Rientro attraverso la val d’Intelvi, Porlezza, Menaggio e traghetto per Varenna prima di qualche foto scenica nel nostro posto segreto per i photoshooting.

Bel pomeriggio insieme ad altri transalpini folli in attesa di poter salire su in alto dove stanno per aprire i passi alpini e dove non vediamo l’ora di volare al più presto.

A volte basta poco

Quando ti sorprende un weekend di pioggia e non puoi andare da nessuna parte, ti assale una depressione motociclistica difficile da scacciare. Tutto sembra brutto, fonte di nervosismo e litigio finchè ad un tratto un raggio di sole è capace di sparigliare le carte in tavola…e allora corri a casa, ti cambi al volo e via…più in alto che si puó !!! Ritorni felice, tutto torna radioso e rifletti su quanto sei stato stupido ad arrabbiarti per qualche goccia di pioggia.
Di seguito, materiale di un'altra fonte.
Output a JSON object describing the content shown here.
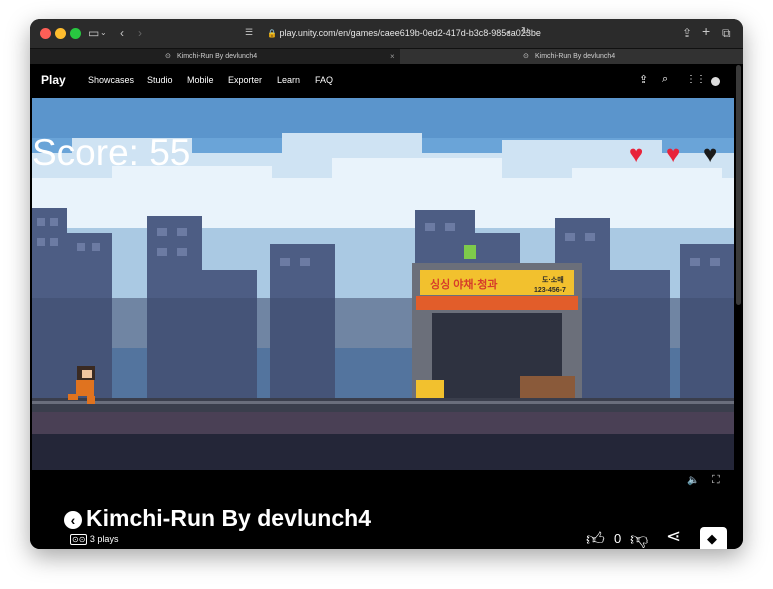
{
  "browser": {
    "url": "play.unity.com/en/games/caee619b-0ed2-417d-b3c8-985ca023be",
    "tabs": [
      {
        "label": "Kimchi-Run By devlunch4"
      },
      {
        "label": "Kimchi-Run By devlunch4"
      }
    ]
  },
  "site": {
    "logo": "Play",
    "nav": [
      "Showcases",
      "Studio",
      "Mobile",
      "Exporter",
      "Learn",
      "FAQ"
    ]
  },
  "game": {
    "score_label": "Score: 55",
    "lives": {
      "filled": 2,
      "total": 3
    },
    "shop_sign_left": "싱싱 야채·청과",
    "shop_sign_right_top": "도·소매",
    "shop_sign_right_bottom": "123-456-7"
  },
  "page": {
    "title": "Kimchi-Run By devlunch4",
    "plays": "3 plays",
    "likes": "0"
  },
  "colors": {
    "accent": "#e8233a",
    "sky": "#6aa4d8"
  }
}
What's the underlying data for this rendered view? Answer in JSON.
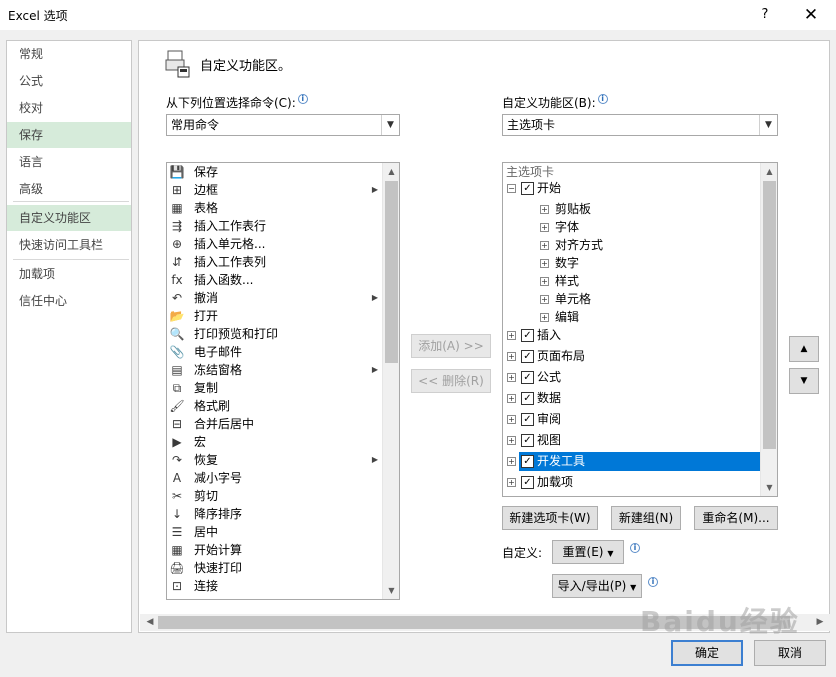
{
  "window": {
    "title": "Excel 选项",
    "help_label": "?",
    "close_label": "✕"
  },
  "nav": {
    "items": [
      {
        "label": "常规"
      },
      {
        "label": "公式"
      },
      {
        "label": "校对"
      },
      {
        "label": "保存"
      },
      {
        "label": "语言"
      },
      {
        "label": "高级"
      },
      {
        "label": "自定义功能区"
      },
      {
        "label": "快速访问工具栏"
      },
      {
        "label": "加载项"
      },
      {
        "label": "信任中心"
      }
    ]
  },
  "main": {
    "heading": "自定义功能区。",
    "commands_label": "从下列位置选择命令(C):",
    "commands_value": "常用命令",
    "ribbon_label": "自定义功能区(B):",
    "ribbon_value": "主选项卡",
    "commands": [
      {
        "label": "保存",
        "icon": "💾"
      },
      {
        "label": "边框",
        "icon": "⊞",
        "submenu": "▶"
      },
      {
        "label": "表格",
        "icon": "▦"
      },
      {
        "label": "插入工作表行",
        "icon": "⇶"
      },
      {
        "label": "插入单元格...",
        "icon": "⊕"
      },
      {
        "label": "插入工作表列",
        "icon": "⇵"
      },
      {
        "label": "插入函数...",
        "icon": "fx"
      },
      {
        "label": "撤消",
        "icon": "↶",
        "submenu": "▶"
      },
      {
        "label": "打开",
        "icon": "📂"
      },
      {
        "label": "打印预览和打印",
        "icon": "🔍"
      },
      {
        "label": "电子邮件",
        "icon": "📎"
      },
      {
        "label": "冻结窗格",
        "icon": "▤",
        "submenu": "▶"
      },
      {
        "label": "复制",
        "icon": "⧉"
      },
      {
        "label": "格式刷",
        "icon": "🖌"
      },
      {
        "label": "合并后居中",
        "icon": "⊟"
      },
      {
        "label": "宏",
        "icon": "▶"
      },
      {
        "label": "恢复",
        "icon": "↷",
        "submenu": "▶"
      },
      {
        "label": "减小字号",
        "icon": "A"
      },
      {
        "label": "剪切",
        "icon": "✂"
      },
      {
        "label": "降序排序",
        "icon": "↓"
      },
      {
        "label": "居中",
        "icon": "☰"
      },
      {
        "label": "开始计算",
        "icon": "▦"
      },
      {
        "label": "快速打印",
        "icon": "🖨"
      },
      {
        "label": "连接",
        "icon": "⊡"
      }
    ],
    "add_button": "添加(A) >>",
    "remove_button": "<< 删除(R)",
    "tree_header": "主选项卡",
    "tree": [
      {
        "label": "开始",
        "level": 0,
        "expanded": true,
        "checked": true
      },
      {
        "label": "剪贴板",
        "level": 1
      },
      {
        "label": "字体",
        "level": 1
      },
      {
        "label": "对齐方式",
        "level": 1
      },
      {
        "label": "数字",
        "level": 1
      },
      {
        "label": "样式",
        "level": 1
      },
      {
        "label": "单元格",
        "level": 1
      },
      {
        "label": "编辑",
        "level": 1
      },
      {
        "label": "插入",
        "level": 0,
        "checked": true
      },
      {
        "label": "页面布局",
        "level": 0,
        "checked": true
      },
      {
        "label": "公式",
        "level": 0,
        "checked": true
      },
      {
        "label": "数据",
        "level": 0,
        "checked": true
      },
      {
        "label": "审阅",
        "level": 0,
        "checked": true
      },
      {
        "label": "视图",
        "level": 0,
        "checked": true
      },
      {
        "label": "开发工具",
        "level": 0,
        "checked": true,
        "selected": true
      },
      {
        "label": "加载项",
        "level": 0,
        "checked": true
      }
    ],
    "new_tab_button": "新建选项卡(W)",
    "new_group_button": "新建组(N)",
    "rename_button": "重命名(M)...",
    "customize_label": "自定义:",
    "reset_button": "重置(E)",
    "import_export_button": "导入/导出(P)",
    "move_up": "▲",
    "move_down": "▼"
  },
  "footer": {
    "ok_button": "确定",
    "cancel_button": "取消"
  },
  "watermark": "Baidu经验",
  "colors": {
    "selected_nav": "#d6ebda",
    "selected_tree": "#0078d7",
    "accent": "#3c7fd1"
  }
}
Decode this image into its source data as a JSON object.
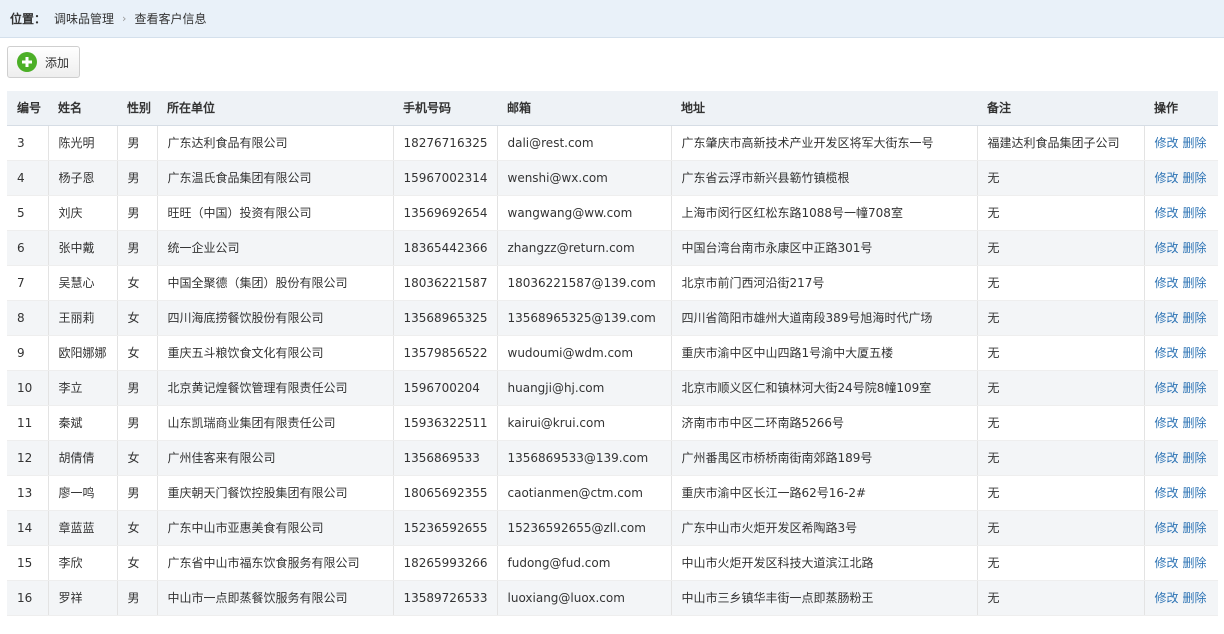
{
  "breadcrumb": {
    "label": "位置：",
    "items": [
      "调味品管理",
      "查看客户信息"
    ],
    "separator": "›"
  },
  "toolbar": {
    "add_label": "添加"
  },
  "table": {
    "headers": [
      "编号",
      "姓名",
      "性别",
      "所在单位",
      "手机号码",
      "邮箱",
      "地址",
      "备注",
      "操作"
    ],
    "edit_label": "修改",
    "delete_label": "删除",
    "rows": [
      [
        "3",
        "陈光明",
        "男",
        "广东达利食品有限公司",
        "18276716325",
        "dali@rest.com",
        "广东肇庆市高新技术产业开发区将军大街东一号",
        "福建达利食品集团子公司"
      ],
      [
        "4",
        "杨子恩",
        "男",
        "广东温氏食品集团有限公司",
        "15967002314",
        "wenshi@wx.com",
        "广东省云浮市新兴县簕竹镇榄根",
        "无"
      ],
      [
        "5",
        "刘庆",
        "男",
        "旺旺（中国）投资有限公司",
        "13569692654",
        "wangwang@ww.com",
        "上海市闵行区红松东路1088号一幢708室",
        "无"
      ],
      [
        "6",
        "张中戴",
        "男",
        "统一企业公司",
        "18365442366",
        "zhangzz@return.com",
        "中国台湾台南市永康区中正路301号",
        "无"
      ],
      [
        "7",
        "吴慧心",
        "女",
        "中国全聚德（集团）股份有限公司",
        "18036221587",
        "18036221587@139.com",
        "北京市前门西河沿街217号",
        "无"
      ],
      [
        "8",
        "王丽莉",
        "女",
        "四川海底捞餐饮股份有限公司",
        "13568965325",
        "13568965325@139.com",
        "四川省简阳市雄州大道南段389号旭海时代广场",
        "无"
      ],
      [
        "9",
        "欧阳娜娜",
        "女",
        "重庆五斗粮饮食文化有限公司",
        "13579856522",
        "wudoumi@wdm.com",
        "重庆市渝中区中山四路1号渝中大厦五楼",
        "无"
      ],
      [
        "10",
        "李立",
        "男",
        "北京黄记煌餐饮管理有限责任公司",
        "1596700204",
        "huangji@hj.com",
        "北京市顺义区仁和镇林河大街24号院8幢109室",
        "无"
      ],
      [
        "11",
        "秦斌",
        "男",
        "山东凯瑞商业集团有限责任公司",
        "15936322511",
        "kairui@krui.com",
        "济南市市中区二环南路5266号",
        "无"
      ],
      [
        "12",
        "胡倩倩",
        "女",
        "广州佳客来有限公司",
        "1356869533",
        "1356869533@139.com",
        "广州番禺区市桥桥南街南郊路189号",
        "无"
      ],
      [
        "13",
        "廖一鸣",
        "男",
        "重庆朝天门餐饮控股集团有限公司",
        "18065692355",
        "caotianmen@ctm.com",
        "重庆市渝中区长江一路62号16-2#",
        "无"
      ],
      [
        "14",
        "章蓝蓝",
        "女",
        "广东中山市亚惠美食有限公司",
        "15236592655",
        "15236592655@zll.com",
        "广东中山市火炬开发区希陶路3号",
        "无"
      ],
      [
        "15",
        "李欣",
        "女",
        "广东省中山市福东饮食服务有限公司",
        "18265993266",
        "fudong@fud.com",
        "中山市火炬开发区科技大道滨江北路",
        "无"
      ],
      [
        "16",
        "罗祥",
        "男",
        "中山市一点即蒸餐饮服务有限公司",
        "13589726533",
        "luoxiang@luox.com",
        "中山市三乡镇华丰街一点即蒸肠粉王",
        "无"
      ]
    ]
  }
}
La moto è così…basta poco e ritorna il sorriso.

Mottarone/Lago d’Orta

E così una mattina si decide di andare a visitare qualche altro lago attorno a noi per vedere se è proprio vero che sono tutti uguali.

Partenza da casa alle 8.15 e alle 9.30 siamo a Sesto Calende con l’idea di andare a vedere la nostra statua della libertà…il S.Carlone di Arona….ma non lo abbiamo trovato !!!

Poco male, si prosegue fino ad arrivare a Stresa e, dopo una sosta per riscaldarci e rifocillarci un attimo…si parte !!! direzione Mottarone.

Salire al Mottarone costa Euro 5,50, ma ne vale assolutamente la pena, molto divertente, strade abbastanza belle, traffico zero e si arriva in un punto molto panoramico da cui puoi vedere tutti i laghi attorno. Oggi abbastanza freddo e coperto, tanto che in cima abbiamo trovato ancora neve caduta negli scorsi giorni, ma quando e se ci ritorneremo speriamo di trovare una bella giornata limpida per spaziare lo sguardo a 360 gradi.

Dopo questa breve e panoramica sosta scendiamo a Orta S. Giulio sull’omonimo lago. Domenica è frequentatissima e sembra un po un incrocio tra Bellagio, Portofino e la Madonna di Caravaggio, magari merita una ripassata in settimana, ma carinissima e da vedere.

Il ritorno è in autostrada e abbastanza velocemente di torna a casa, per oggi altri 300k li abbiamo fatti.